Postby elasto » Mon Jan 14, 2019 9:21 am UTC

gd1 wrote:Though in light of current news, is it possible that Putin is trying to foment division in the American populace?

It isn't just possible, it happened and continues to happen.

Well before the Trump era, the Russians set up hundreds of Facebook/Instagram etc. groups on every wing of the spectrum from Black Lives Matter to Blue Lives Matter to Trans-Rights to Christian Right etc. and had them basically all go to war against each other*.

They got hundreds of millions of clicks/views and no doubt acted to divide and polarise us. They also piled heavily in on the side of Trump - making efforts to stir up votes on the right and depress votes on the left.

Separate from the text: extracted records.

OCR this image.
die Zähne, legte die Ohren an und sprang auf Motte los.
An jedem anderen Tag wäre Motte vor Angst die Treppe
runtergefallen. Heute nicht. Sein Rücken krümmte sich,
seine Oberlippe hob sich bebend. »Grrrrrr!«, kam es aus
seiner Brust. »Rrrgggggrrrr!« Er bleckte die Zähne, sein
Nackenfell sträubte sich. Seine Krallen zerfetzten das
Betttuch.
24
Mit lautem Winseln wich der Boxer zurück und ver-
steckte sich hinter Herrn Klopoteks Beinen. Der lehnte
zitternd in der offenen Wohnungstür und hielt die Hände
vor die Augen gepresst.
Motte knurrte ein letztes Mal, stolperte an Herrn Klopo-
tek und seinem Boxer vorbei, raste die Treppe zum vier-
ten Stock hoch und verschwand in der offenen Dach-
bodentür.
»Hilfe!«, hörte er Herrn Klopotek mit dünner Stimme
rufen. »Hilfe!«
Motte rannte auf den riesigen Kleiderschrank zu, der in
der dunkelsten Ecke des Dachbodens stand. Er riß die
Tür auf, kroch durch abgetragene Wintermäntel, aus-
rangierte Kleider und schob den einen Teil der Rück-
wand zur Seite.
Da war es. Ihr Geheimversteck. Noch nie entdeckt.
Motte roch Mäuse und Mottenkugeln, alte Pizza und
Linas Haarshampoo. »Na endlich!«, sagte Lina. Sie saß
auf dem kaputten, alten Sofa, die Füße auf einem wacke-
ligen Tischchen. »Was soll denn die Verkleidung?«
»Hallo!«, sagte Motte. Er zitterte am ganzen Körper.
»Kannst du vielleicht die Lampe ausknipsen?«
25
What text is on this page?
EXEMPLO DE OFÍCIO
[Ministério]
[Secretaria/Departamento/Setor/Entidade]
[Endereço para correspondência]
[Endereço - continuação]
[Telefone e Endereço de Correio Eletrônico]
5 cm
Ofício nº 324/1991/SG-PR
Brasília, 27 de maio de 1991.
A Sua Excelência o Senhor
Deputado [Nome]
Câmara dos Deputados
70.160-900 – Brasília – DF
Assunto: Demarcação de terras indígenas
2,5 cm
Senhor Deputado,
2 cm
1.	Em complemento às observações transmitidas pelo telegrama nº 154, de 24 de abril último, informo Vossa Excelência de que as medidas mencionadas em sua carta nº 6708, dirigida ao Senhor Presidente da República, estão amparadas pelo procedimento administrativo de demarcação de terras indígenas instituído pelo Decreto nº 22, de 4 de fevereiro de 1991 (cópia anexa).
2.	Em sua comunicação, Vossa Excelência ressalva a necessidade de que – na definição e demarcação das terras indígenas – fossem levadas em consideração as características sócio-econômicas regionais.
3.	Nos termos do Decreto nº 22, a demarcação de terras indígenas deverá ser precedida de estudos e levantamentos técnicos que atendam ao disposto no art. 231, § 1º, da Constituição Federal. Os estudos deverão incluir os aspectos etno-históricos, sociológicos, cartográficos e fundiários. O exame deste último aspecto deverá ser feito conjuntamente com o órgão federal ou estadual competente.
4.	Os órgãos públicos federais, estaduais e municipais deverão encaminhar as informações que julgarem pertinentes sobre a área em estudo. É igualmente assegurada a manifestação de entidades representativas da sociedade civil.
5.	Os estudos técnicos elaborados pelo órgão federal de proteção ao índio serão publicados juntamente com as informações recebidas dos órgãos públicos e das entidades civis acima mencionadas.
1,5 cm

Of course, 'you can't cheat an honest man' and the animosity had to already exist in society to some degree to be fomented in this way, but there's no doubt it had an effect - perhaps enough of an effect to get Trump over the line since he really didn't win by very much.

New Knowledge's report is due to be made public by the committee this week along with a separate report, also commissioned by the committee, that found the IRA [Russian trolling group] was active on every social media platform and sought to help Trump win. The Washington Post reported the details of the separate report, by Oxford University's Computational Propaganda Project and Graphika, a network analysis firm, on Sunday.

The separate report shows that Russians working at IRA divided Americans into key interest groups in order to target messaging, the Post reported.

The Russians focused on turning out conservatives to vote with messaging about gun rights and immigration, according to the Post, and spread misinformation to left-leaning African-American voters about how to vote and tried to undermine their faith in elections.

Many other groups, including Latinos, Muslims, Christians, gay men and women, liberals, Southerners and veterans, were also targeted by thousands of social media accounts controlled by Russians, the Post reported.


One of the authors of the report can be heard in a 3 hour interview on the Joe Rogan podcast if you really want to dive deep into the detail.

(*Obviously I'm not saying most such groups were Russian trolls - most were genuine in the sense of being run by Americans - but a good number of subversive and divisive ones were manufactured and directed by the IRA)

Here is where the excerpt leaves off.